More than 500 spectators and revelers cheered and shouted the name of freshly inaugurated Gov. Jesse Ventura as he took the podium at Coffman Union’s Great Hall on Tuesday afternoon.
Ventura, who became the state’s 38th governor Monday, arrived half an hour late to the event, which included food and swing music from local band Trailer Trash. Judging from the boisterous cheers, the throng of students forgave his tardiness.
Ventura, who beat out the Democratic-Farmer-Labor and Republican favorites, is the first Reform Party governor in the nation.
Much to the interest of students in attendance, Ventura addressed his stance on higher education funding, which he said has been criticized since his campaign.
Ventura’s comments suggested that he thought if students were smart enough to make it to college, they should be smart enough to find a way to pay for their education.
“That’s called practical,” he said. “That’s called street smarts. But I do support higher education very strongly.”

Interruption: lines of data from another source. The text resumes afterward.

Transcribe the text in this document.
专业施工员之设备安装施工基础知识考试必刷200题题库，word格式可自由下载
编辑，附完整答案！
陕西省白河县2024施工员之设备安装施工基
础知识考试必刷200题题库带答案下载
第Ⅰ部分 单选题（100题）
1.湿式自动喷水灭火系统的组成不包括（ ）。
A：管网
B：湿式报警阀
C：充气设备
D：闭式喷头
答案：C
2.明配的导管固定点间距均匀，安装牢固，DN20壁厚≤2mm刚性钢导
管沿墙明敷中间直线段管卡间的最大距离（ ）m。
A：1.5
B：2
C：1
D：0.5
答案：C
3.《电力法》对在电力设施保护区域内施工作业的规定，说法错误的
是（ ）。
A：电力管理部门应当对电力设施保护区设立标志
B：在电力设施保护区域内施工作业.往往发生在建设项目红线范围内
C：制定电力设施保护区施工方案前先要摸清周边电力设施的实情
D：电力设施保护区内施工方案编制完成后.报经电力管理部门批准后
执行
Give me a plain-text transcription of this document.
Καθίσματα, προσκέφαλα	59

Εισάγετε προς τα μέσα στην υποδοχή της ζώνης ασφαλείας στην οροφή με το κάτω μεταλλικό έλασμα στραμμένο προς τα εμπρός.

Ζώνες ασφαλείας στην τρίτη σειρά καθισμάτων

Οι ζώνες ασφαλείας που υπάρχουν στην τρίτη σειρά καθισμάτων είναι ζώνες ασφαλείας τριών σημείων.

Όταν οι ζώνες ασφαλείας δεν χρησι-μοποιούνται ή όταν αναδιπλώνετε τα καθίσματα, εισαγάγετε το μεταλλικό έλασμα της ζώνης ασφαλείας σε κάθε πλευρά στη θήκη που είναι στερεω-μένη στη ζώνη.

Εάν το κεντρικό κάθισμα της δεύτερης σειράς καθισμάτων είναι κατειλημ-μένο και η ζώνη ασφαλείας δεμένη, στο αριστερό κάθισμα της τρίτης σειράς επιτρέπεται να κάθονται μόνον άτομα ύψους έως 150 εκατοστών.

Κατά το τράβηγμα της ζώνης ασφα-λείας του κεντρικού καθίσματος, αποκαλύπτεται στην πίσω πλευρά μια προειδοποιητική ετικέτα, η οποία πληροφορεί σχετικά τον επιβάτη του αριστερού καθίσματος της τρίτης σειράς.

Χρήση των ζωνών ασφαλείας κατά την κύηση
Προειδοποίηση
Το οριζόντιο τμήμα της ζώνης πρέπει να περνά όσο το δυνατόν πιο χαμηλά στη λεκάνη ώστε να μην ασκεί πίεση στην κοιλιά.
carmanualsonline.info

In a question-and-answer session after his speech, he added that his goal is to hold the line on tuition while ensuring that loans and grants are available. But, he said, there are many ways to alleviate the costs of school, including taking post-secondary classes and living at home.
Ventura praised University President Mark Yudof for making the University one of the “greatest universities in the whole world.”
He said the young people of the state, who he credits with helping elect him, admire his honesty and perhaps his rebelliousness.
“I’m 47 now, but mentally I’m about 21,” he said. Like many of his comments, the remark drew laughs and applause from the crowd.
But some in the audience expressed concerns about Ventura’s plans, especially his comments on financial aid.
“I don’t see how it would be possible, without any support from my family, to get through school in a reasonable period of time,” said Jennifer Hockenberry, a sophomore in the College of Biological Sciences.
After the speech, Yudof said Ventura has been very clear about financial aid both in personal conversations and at Monday’s speech. Yudof said Ventura is asking students to earn at least part of their way through school.
“In my judgement, Jesse Ventura is very sensitive to students’ financial needs for higher education,” he said. “But you have to meet him halfway.”
Lt. Gov. Mae Schunk also spoke about the history of her involvement with the campaign. She said Ventura was looking for a teammate who was strong in education, and that she fit the bill, with her more than 36 years as an educator.
When her husband told her about Ventura’s wrestling past, she said, her initial reaction was apprehensive.
“He said he was more of the evil persona, and he had this pink boa, and this long hair, and these tight shorts, and these boots that laced up high, and I said ‘Oh no!'”
Eventually she met Ventura, who she said impressed her with his interest in young kids.
Schunk talked of supporting herself through college, by working and even taking a semester off to raise more funds.
“Today you have the benefit of grants and scholarships,” she said. “But I know it takes a lot.”